Can the nonsuit be sustained on the ground of contributory negligence on the part of the plaintiff? We think not. On this point we have the plaintiff's testimony that as she walked down the corridor she suddenly and without warning fainted. Whether this was due to her condition or some inherent weakness does not appear. She fell through the open door of the elevator shaft and was injured. The burden of proof as to contributory negligence was upon the defendant Elevator Company. The rule is that nonsuit on this ground should not be granted "unless the plaintiff's evidence, takes in the light most favorable for him so clearly establishes such negligence that no other reasonable inference or conclusion can be drawn therefrom." Dawson v. Transportation Co., ante, 36, 51 S.E.2d 921; Bundy v. Powell, 229 N.C. 707, 51 S.E.2d 307. "It is the settled rule in this jurisdiction that judgment of nonsuit on this ground can be rendered only when a single inference, leading to that conclusion, can be drawn from the evidence." Hampton v. Hawkins, 219 N.C. 205, 13 S.E.2d 227; Atkins v. Transportation Co., 224 N.C. 688, 32 S.E.2d 209; Winfield v. Smith, ante, 392, 53 S.E.2d 251. We think the evidence sufficient to entitle the plaintiff to have her case submitted to the jury, and that there was error in granting the motion for judgment of nonsuit.
APPEAL OF DEFENDANT MONARCH ELEVATOR AND MACHINE CO.
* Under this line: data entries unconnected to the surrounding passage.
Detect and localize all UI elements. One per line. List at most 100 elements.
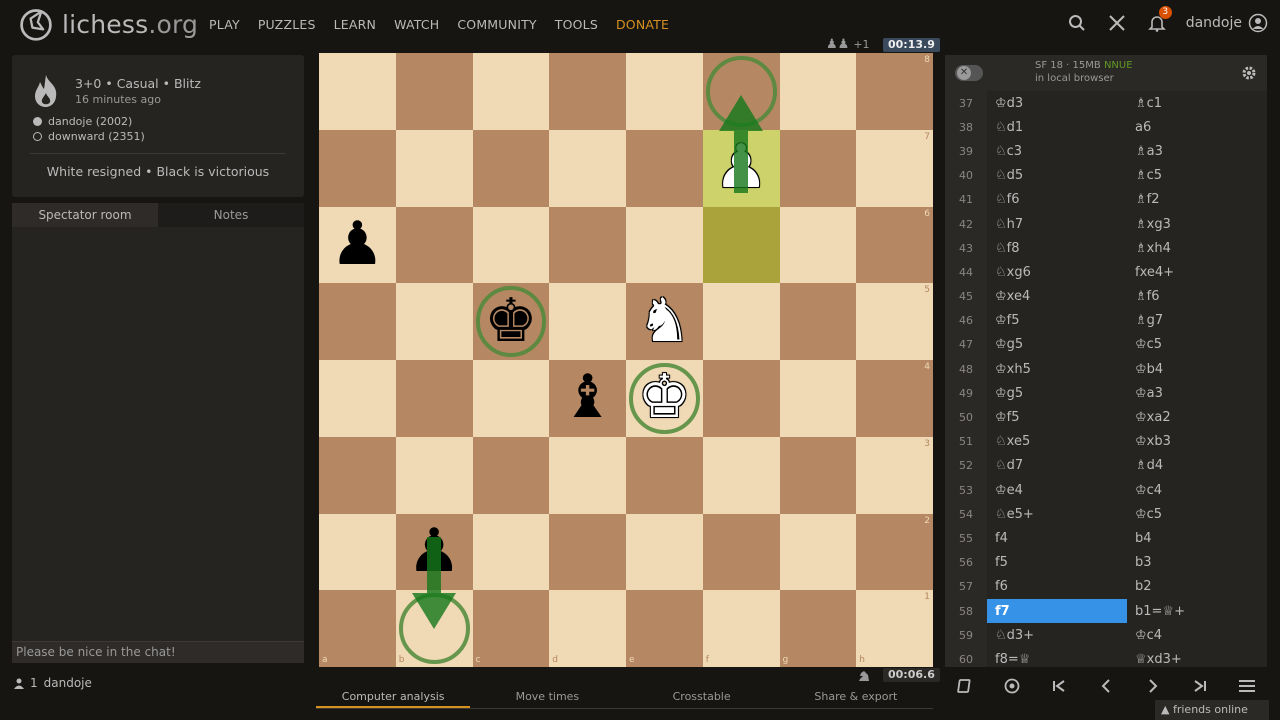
search-icon[interactable] xyxy=(1066,12,1088,34)
move-black[interactable]: b2 xyxy=(1127,575,1267,599)
move-white[interactable]: f5 xyxy=(987,551,1127,575)
square-a8[interactable] xyxy=(319,53,396,130)
white-king-e4[interactable]: ♚ xyxy=(637,367,691,427)
move-black[interactable]: ♗xg3 xyxy=(1127,212,1267,236)
tab-share-export[interactable]: Share & export xyxy=(779,689,933,708)
square-c3[interactable] xyxy=(472,436,550,514)
square-f2[interactable] xyxy=(702,513,780,591)
move-black[interactable]: fxe4+ xyxy=(1127,260,1267,284)
square-a2[interactable] xyxy=(319,513,396,591)
move-white[interactable]: ♘d7 xyxy=(987,454,1127,478)
square-e6[interactable] xyxy=(626,206,703,284)
move-black[interactable]: ♕xd3+ xyxy=(1127,647,1267,667)
black-pawn-a6[interactable]: ♟ xyxy=(330,214,384,274)
move-black[interactable]: ♔c5 xyxy=(1127,502,1267,526)
square-h2[interactable]: 2 xyxy=(856,513,933,591)
move-black[interactable]: ♔b4 xyxy=(1127,357,1267,381)
move-white[interactable]: f8=♕ xyxy=(987,647,1127,667)
square-f3[interactable] xyxy=(702,436,780,514)
move-black[interactable]: ♗xh4 xyxy=(1127,236,1267,260)
gear-icon[interactable] xyxy=(1241,65,1257,81)
move-white[interactable]: ♘d5 xyxy=(987,164,1127,188)
move-black[interactable]: b3 xyxy=(1127,551,1267,575)
move-black[interactable]: b4 xyxy=(1127,526,1267,550)
move-white[interactable]: ♘f8 xyxy=(987,236,1127,260)
square-h7[interactable]: 7 xyxy=(856,129,933,207)
chat-input[interactable]: Please be nice in the chat! xyxy=(12,641,304,663)
square-a1[interactable]: a xyxy=(319,590,396,667)
watcher-name[interactable]: dandoje xyxy=(44,676,92,690)
last-move-icon[interactable] xyxy=(1184,672,1216,700)
square-e7[interactable] xyxy=(626,129,703,207)
square-d4[interactable]: ♝ xyxy=(549,360,626,437)
square-g2[interactable] xyxy=(779,513,857,591)
square-g3[interactable] xyxy=(779,436,857,514)
tab-spectator-room[interactable]: Spectator room xyxy=(12,203,158,227)
square-e4[interactable]: ♚ xyxy=(626,360,703,437)
black-pawn-b2[interactable]: ♟ xyxy=(407,521,461,581)
move-white[interactable]: ♔e4 xyxy=(987,478,1127,502)
square-e3[interactable] xyxy=(626,436,703,514)
move-white[interactable]: ♘h7 xyxy=(987,212,1127,236)
square-e2[interactable] xyxy=(626,513,703,591)
move-black[interactable]: ♔c5 xyxy=(1127,333,1267,357)
square-a7[interactable] xyxy=(319,129,396,207)
square-f5[interactable] xyxy=(702,283,780,360)
move-white[interactable]: ♔g5 xyxy=(987,333,1127,357)
move-black[interactable]: a6 xyxy=(1127,115,1267,139)
square-g7[interactable] xyxy=(779,129,857,207)
square-b2[interactable]: ♟ xyxy=(395,513,473,591)
white-player[interactable]: dandoje (2002) xyxy=(33,115,132,128)
square-c5[interactable]: ♚ xyxy=(472,283,550,360)
move-white[interactable]: ♘c3 xyxy=(987,139,1127,163)
move-white[interactable]: ♘f6 xyxy=(987,188,1127,212)
nav-tools[interactable]: TOOLS xyxy=(555,17,598,32)
black-bishop-d4[interactable]: ♝ xyxy=(561,367,615,427)
square-e1[interactable]: e xyxy=(626,590,703,667)
opening-book-icon[interactable] xyxy=(949,672,981,700)
square-g4[interactable] xyxy=(779,360,857,437)
nav-donate[interactable]: DONATE xyxy=(616,17,669,32)
square-d5[interactable] xyxy=(549,283,626,360)
square-e8[interactable] xyxy=(626,53,703,130)
square-f7[interactable]: ♟ xyxy=(702,129,780,207)
square-c8[interactable] xyxy=(472,53,550,130)
square-d1[interactable]: d xyxy=(549,590,626,667)
move-black[interactable]: ♔c4 xyxy=(1127,478,1267,502)
square-h6[interactable]: 6 xyxy=(856,206,933,284)
square-b5[interactable] xyxy=(395,283,473,360)
move-black[interactable]: ♗a3 xyxy=(1127,139,1267,163)
move-white[interactable]: ♘d3+ xyxy=(987,623,1127,647)
move-white[interactable]: f7 xyxy=(987,598,1127,624)
site-logo[interactable]: lichess.org xyxy=(18,6,198,42)
square-g5[interactable] xyxy=(779,283,857,360)
move-white[interactable]: ♘xg6 xyxy=(987,260,1127,284)
move-black[interactable]: ♗g7 xyxy=(1127,309,1267,333)
move-white[interactable]: f6 xyxy=(987,575,1127,599)
nav-community[interactable]: COMMUNITY xyxy=(457,17,536,32)
move-black[interactable]: ♗f2 xyxy=(1127,188,1267,212)
square-b6[interactable] xyxy=(395,206,473,284)
square-h1[interactable]: h1 xyxy=(856,590,933,667)
black-player[interactable]: downward (2351) xyxy=(33,130,145,143)
tab-computer-analysis[interactable]: Computer analysis xyxy=(316,689,471,708)
black-king-c5[interactable]: ♚ xyxy=(484,290,538,350)
move-black[interactable]: ♗f6 xyxy=(1127,285,1267,309)
square-g1[interactable]: g xyxy=(779,590,857,667)
move-white[interactable]: ♔f5 xyxy=(987,309,1127,333)
square-d3[interactable] xyxy=(549,436,626,514)
nav-puzzles[interactable]: PUZZLES xyxy=(258,17,316,32)
square-h4[interactable]: 4 xyxy=(856,360,933,437)
practice-target-icon[interactable] xyxy=(996,672,1028,700)
user-menu[interactable]: dandoje xyxy=(1186,13,1268,33)
move-white[interactable]: f4 xyxy=(987,526,1127,550)
move-black[interactable]: ♔c4 xyxy=(1127,623,1267,647)
square-g8[interactable] xyxy=(779,53,857,130)
notifications-bell-icon[interactable]: 3 xyxy=(1146,6,1172,34)
square-h3[interactable]: 3 xyxy=(856,436,933,514)
square-c2[interactable] xyxy=(472,513,550,591)
menu-hamburger-icon[interactable] xyxy=(1231,672,1263,700)
move-white[interactable]: ♔xh5 xyxy=(987,357,1127,381)
engine-toggle[interactable]: ✕ xyxy=(955,65,983,81)
square-a3[interactable] xyxy=(319,436,396,514)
The defendant Elevator Company appealed from so much of the judgment as dismissed its cross-action against Gilmore Clinic, Inc. In the judgment it was set out that the court was "of opinion that as a matter of law the motion of nonsuit by Monarch Elevator and Machine Co. having been allowed, the cross-action against Gilmore Clinic, Inc., should be dismissed," and accordingly judgment was entered dismissing this appellant's cross-action.
Without undertaking to determine on this record whether or not the defendant Elevator Company would be entitled to contribution under G.S. 1-240 from its codefendant, in the event of recovery by the plaintiff, we think the court was in error in dismissing the cross-action at this stage of the litigation. The judgment of nonsuit having now been held to have been improperly allowed, the judgment below should not be held to prevent defendant Elevator Company from having its day in court on its cross-action to establish liability of Gilmore Clinic, Inc., as joint tort-feasor, if it can. Whether appellant can succeed in its cross-action in the event of ultimate recovery by the plaintiff is another matter.
The parties are entitled to proceed in the cause as if the motion for nonsuit by defendant Elevator Company had been originally denied. See Pascal v. Transit Co., 229 N.C. 435 (442), 50 S.E.2d 534; Smith v. Kappas, 218 N.C. 758, 12 S.E.2d 693. Bourne v. R.R., 224 N.C. 444, 31 S.E.2d 382, related to the effect of a nonsuit on defendant's counterclaim.
On plaintiff's appeal: Reversed.
On defendant Elevator Company's appeal: Reversed.